It has taken years for me to get to this point in my journey out of obesity. If I had waited until I was slimmer, healthier, or better looking before challenging myself physically, much of my life would have passed. It was important for me to do things along the way, to challenge myself as much as I could physically. When I did this, I felt better for it.
Given my size at the time, it was not easy for me to walk every day. At the end of each walk my legs and feet hurt, but the sense of achievement spurred me on to do more. To help myself I visited a podiatrist regularly, saw a physiotherapist and chiropractor. I did anything I could to keep myself moving as I did not want to do back into the mindset of my past. Although I struggled to control my eating patterns, I kept walking. Starting on the flat areas, I moved on to hills and steep inclines when my strength had improved.
My friends encouraged me to walk with them into national parks, so my walking evolved into hiking. I hiked with the help of walking sticks, a sweat band and rain jacket in many areas of Australia. My friends walked with me in the Grampians Victoria, climbing the Pinnacle, Lamington National Park where I walked 17 km in one day, around Uluru and over Kings Canyon in Northern Territory and a 14km return hike to the summit of Mt Kosciusko, the highest peak in Australia.

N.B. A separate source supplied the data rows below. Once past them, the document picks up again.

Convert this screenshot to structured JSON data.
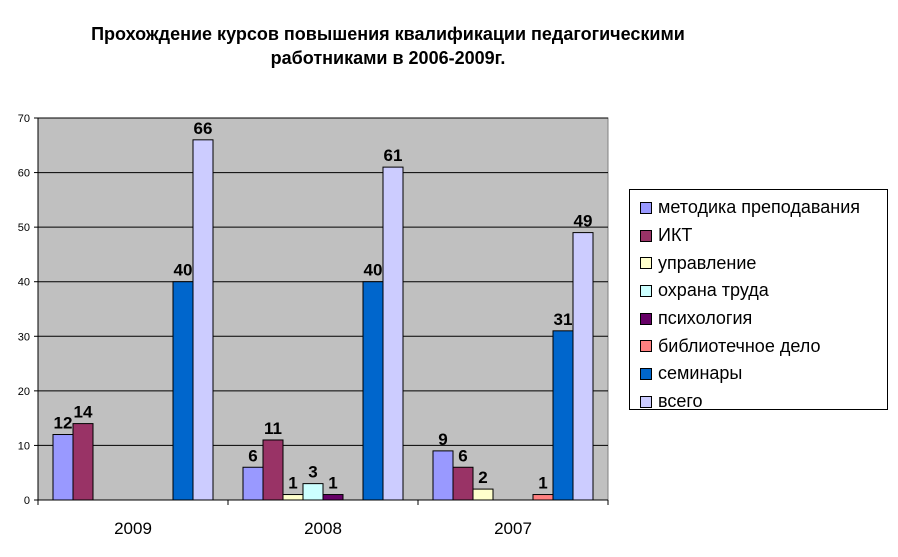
{
  "chart_data": {
    "type": "bar",
    "title_lines": [
      "Прохождение курсов повышения квалификации педагогическими",
      "работниками в 2006-2009г."
    ],
    "categories": [
      "2009",
      "2008",
      "2007"
    ],
    "ylim": [
      0,
      70
    ],
    "yticks": [
      0,
      10,
      20,
      30,
      40,
      50,
      60,
      70
    ],
    "grid": true,
    "legend_position": "right",
    "plot_background": "#C0C0C0",
    "series": [
      {
        "name": "методика преподавания",
        "color": "#9999FF",
        "values": [
          12,
          6,
          9
        ]
      },
      {
        "name": "ИКТ",
        "color": "#993366",
        "values": [
          14,
          11,
          6
        ]
      },
      {
        "name": "управление",
        "color": "#FFFFCC",
        "values": [
          null,
          1,
          2
        ]
      },
      {
        "name": "охрана труда",
        "color": "#CCFFFF",
        "values": [
          null,
          3,
          null
        ]
      },
      {
        "name": "психология",
        "color": "#660066",
        "values": [
          null,
          1,
          null
        ]
      },
      {
        "name": "библиотечное дело",
        "color": "#FF8080",
        "values": [
          null,
          null,
          1
        ]
      },
      {
        "name": "семинары",
        "color": "#0066CC",
        "values": [
          40,
          40,
          31
        ]
      },
      {
        "name": "всего",
        "color": "#CCCCFF",
        "values": [
          66,
          61,
          49
        ]
      }
    ]
  }
}
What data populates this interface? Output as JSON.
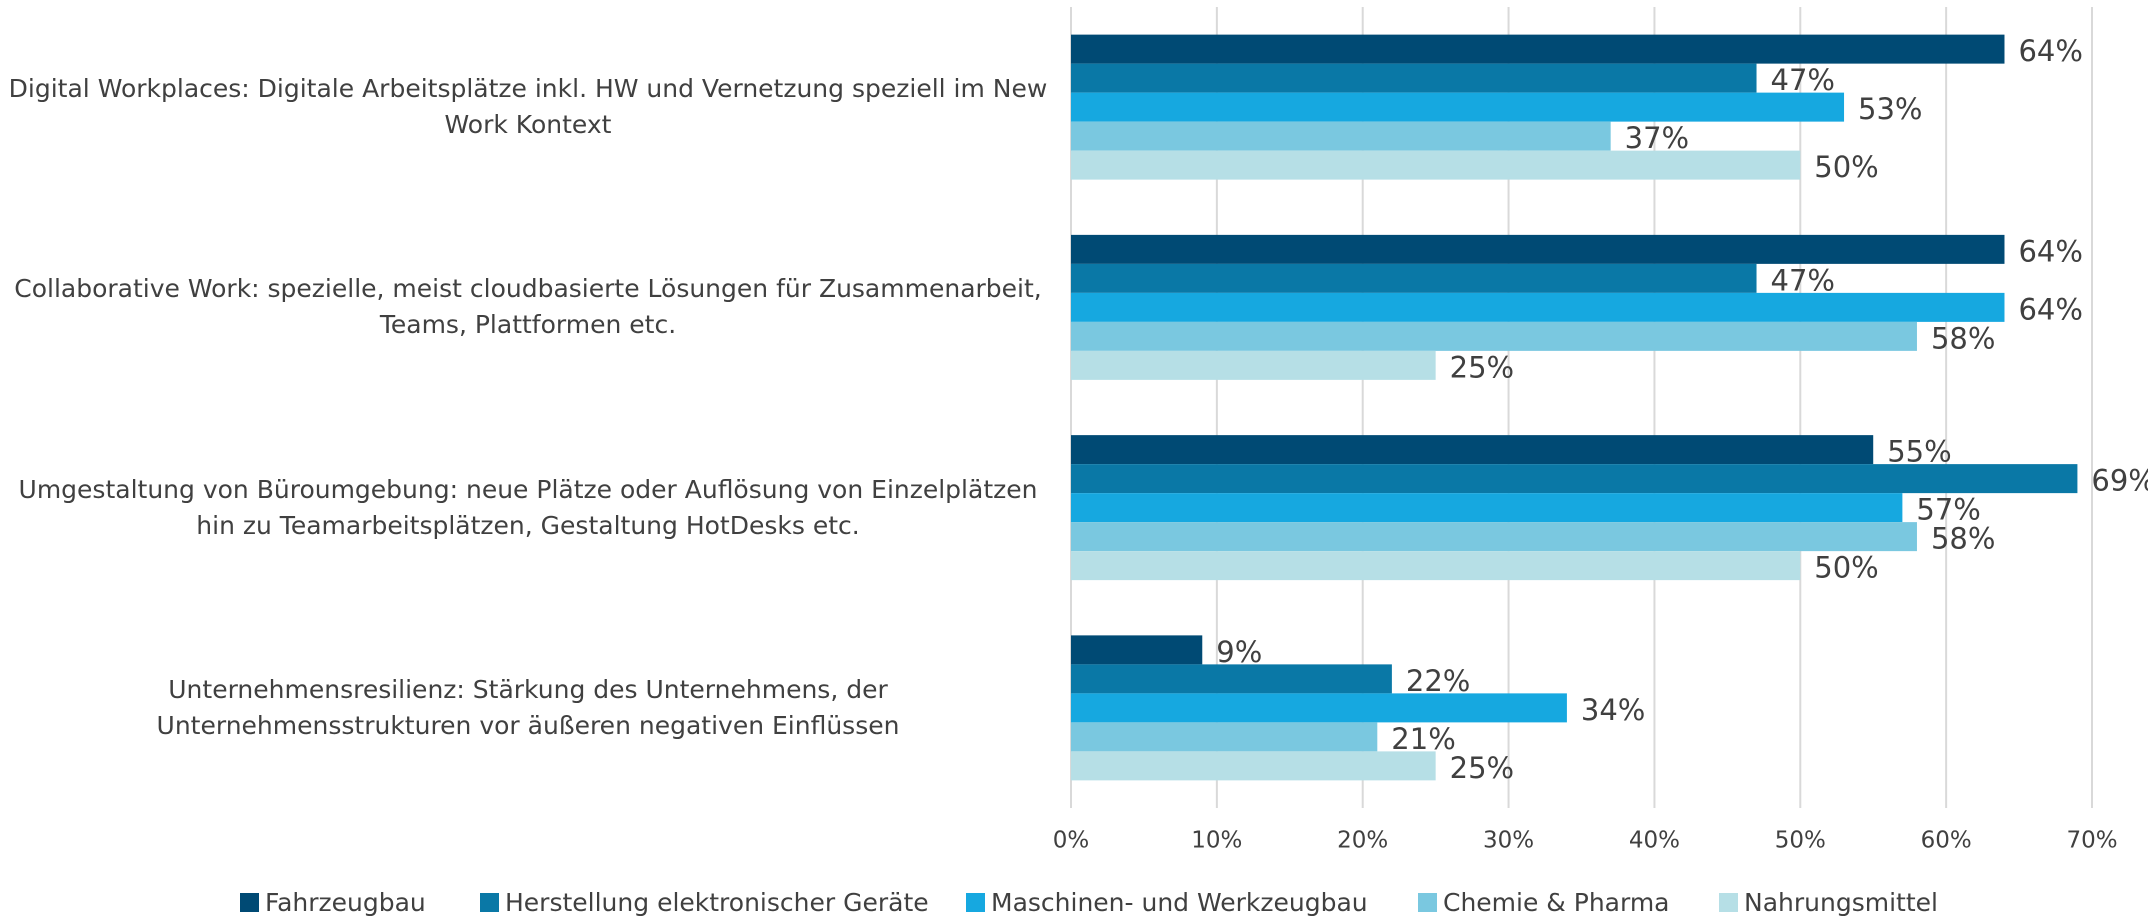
{
  "chart_data": {
    "type": "bar",
    "orientation": "horizontal",
    "categories": [
      "Digital Workplaces: Digitale Arbeitsplätze inkl. HW und Vernetzung speziell im New Work Kontext",
      "Collaborative Work: spezielle, meist cloudbasierte Lösungen für Zusammenarbeit, Teams, Plattformen etc.",
      "Umgestaltung von Büroumgebung: neue Plätze oder Auflösung von Einzelplätzen hin zu Teamarbeitsplätzen, Gestaltung HotDesks etc.",
      "Unternehmensresilienz: Stärkung des Unternehmens, der Unternehmensstrukturen vor äußeren negativen Einflüssen"
    ],
    "series": [
      {
        "name": "Fahrzeugbau",
        "color": "#004a74",
        "values": [
          64,
          64,
          55,
          9
        ],
        "value_labels": [
          "64%",
          "64%",
          "55%",
          "9%"
        ]
      },
      {
        "name": "Herstellung elektronischer Geräte",
        "color": "#0a78a6",
        "values": [
          47,
          47,
          69,
          22
        ],
        "value_labels": [
          "47%",
          "47%",
          "69%",
          "22%"
        ]
      },
      {
        "name": "Maschinen- und Werkzeugbau",
        "color": "#16a8e0",
        "values": [
          53,
          64,
          57,
          34
        ],
        "value_labels": [
          "53%",
          "64%",
          "57%",
          "34%"
        ]
      },
      {
        "name": "Chemie & Pharma",
        "color": "#7ac8e0",
        "values": [
          37,
          58,
          58,
          21
        ],
        "value_labels": [
          "37%",
          "58%",
          "58%",
          "21%"
        ]
      },
      {
        "name": "Nahrungsmittel",
        "color": "#b6dfe6",
        "values": [
          50,
          25,
          50,
          25
        ],
        "value_labels": [
          "50%",
          "25%",
          "50%",
          "25%"
        ]
      }
    ],
    "xlim": [
      0,
      70
    ],
    "xticks": [
      {
        "value": 0,
        "label": "0%"
      },
      {
        "value": 10,
        "label": "10%"
      },
      {
        "value": 20,
        "label": "20%"
      },
      {
        "value": 30,
        "label": "30%"
      },
      {
        "value": 40,
        "label": "40%"
      },
      {
        "value": 50,
        "label": "50%"
      },
      {
        "value": 60,
        "label": "60%"
      },
      {
        "value": 70,
        "label": "70%"
      }
    ],
    "grid": true,
    "legend": "bottom"
  }
}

I walk with knock knees, out-turned feet and my right leg which turns outward from my hip. I wear orthotics in my shoes to push my knees outward, so my legs don’t hit each other. It hurts to walk, but I do it every day. Why? Because the sense of achievement is worth every bit of pain. With every step I know I am doing the best with what I have now. I am doing my best for my heath despite my strong genetic predisposition to diabetes, heart disease and cancer.
Wherever you are, whatever your health and fitness, do the best with what you have now. Remember to celebrate the little achievements. Every step is another step to a healthier life.
In love, Jenny
Picture taken on the board walk near Cradle Mountain, Tasmania Australia.